Creamy Carrot Cake Dip – All of your favorite carrot cake flavors, in dip form! It’s super easy to make and perfect for Easter!
It’s carrot cake season! I’ve been trying to jam in as much carrot cake stuff as I can before Easter because it’s just so good! Between this and my Carrot Cake Mug Cake, I have been in carrot cake heaven. I also whipped up some homemade cinnamon pita chips to dip in but pretzels would be great for dipping too! Sadly, I could only eat a little bit right when I made it as I had a beautiful cinnamon roll from a local restaurant for breakfast and that was all the sugar I needed for today! I’ll be eating the rest for lunch the next few days!

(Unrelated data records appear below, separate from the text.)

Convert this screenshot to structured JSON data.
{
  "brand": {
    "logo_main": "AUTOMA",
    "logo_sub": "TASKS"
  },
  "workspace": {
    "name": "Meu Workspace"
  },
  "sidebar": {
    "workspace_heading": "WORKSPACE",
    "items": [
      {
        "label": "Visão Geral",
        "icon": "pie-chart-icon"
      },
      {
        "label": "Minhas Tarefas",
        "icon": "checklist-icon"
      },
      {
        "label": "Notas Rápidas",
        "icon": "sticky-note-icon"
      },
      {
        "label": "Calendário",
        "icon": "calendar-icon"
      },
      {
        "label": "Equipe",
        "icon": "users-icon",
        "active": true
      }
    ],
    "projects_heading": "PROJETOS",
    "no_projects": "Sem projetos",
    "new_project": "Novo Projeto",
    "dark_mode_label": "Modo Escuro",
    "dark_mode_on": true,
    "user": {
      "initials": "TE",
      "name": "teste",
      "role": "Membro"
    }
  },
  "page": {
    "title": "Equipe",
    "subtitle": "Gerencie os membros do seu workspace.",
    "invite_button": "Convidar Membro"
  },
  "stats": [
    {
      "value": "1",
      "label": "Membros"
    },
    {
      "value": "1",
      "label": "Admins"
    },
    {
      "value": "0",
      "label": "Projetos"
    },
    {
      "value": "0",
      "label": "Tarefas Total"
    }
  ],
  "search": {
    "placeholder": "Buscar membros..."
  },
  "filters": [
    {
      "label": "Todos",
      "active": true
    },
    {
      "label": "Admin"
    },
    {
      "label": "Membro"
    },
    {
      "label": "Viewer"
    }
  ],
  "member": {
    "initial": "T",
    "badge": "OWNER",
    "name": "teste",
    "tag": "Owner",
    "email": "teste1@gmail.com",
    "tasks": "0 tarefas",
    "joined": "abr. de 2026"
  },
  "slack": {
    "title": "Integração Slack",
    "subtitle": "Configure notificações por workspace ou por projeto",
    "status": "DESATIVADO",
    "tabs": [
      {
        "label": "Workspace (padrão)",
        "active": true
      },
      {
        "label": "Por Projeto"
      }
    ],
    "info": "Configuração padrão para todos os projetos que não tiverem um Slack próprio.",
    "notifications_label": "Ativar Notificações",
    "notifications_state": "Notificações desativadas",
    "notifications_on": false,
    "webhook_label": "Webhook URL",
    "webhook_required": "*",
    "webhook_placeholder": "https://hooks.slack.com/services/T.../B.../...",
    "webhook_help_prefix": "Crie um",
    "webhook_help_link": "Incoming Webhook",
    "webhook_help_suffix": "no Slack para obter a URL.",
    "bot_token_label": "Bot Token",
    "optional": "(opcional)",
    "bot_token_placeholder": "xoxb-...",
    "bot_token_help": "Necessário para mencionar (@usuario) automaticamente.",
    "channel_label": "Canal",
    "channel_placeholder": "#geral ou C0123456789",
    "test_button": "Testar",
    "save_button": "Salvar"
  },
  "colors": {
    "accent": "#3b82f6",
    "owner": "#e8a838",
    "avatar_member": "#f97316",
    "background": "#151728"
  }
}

Between making this, the homemade cinnamon sugar pita chips (with a post coming next week hopefully), and making my last Blue Apron meal (Chicken “Under a Brick”), it has been quite the busy day! I had to work, go to Walmart, and then immediately start on all of that today but am looking forward to sitting down to watch one of my favorite movies this evening with a nice cup of green tea! Perfect way to end a lovely weekend filled with movies and delicious food!
Check out the video!
Creamy Carrot Cake Dip
- 8 oz cream cheese (softened)
- 2 cups shredded carrots
- 1 1/2 cups powdered sugar
- 1/2 cup chopped walnuts (or pecans)
- 1 tsp vanilla extract
- 1/2 tsp cinnamon
- 1/8 tsp nutmeg
- In a medium mixing bowl, combine cream cheese and powdered sugar. Use a hand-mixer or stir to combine.
- Add in remaining ingredients and stir to combine.
- Refrigerate until serving. Enjoy!
- Do not get pre-shredded carrots, they will be much to thick.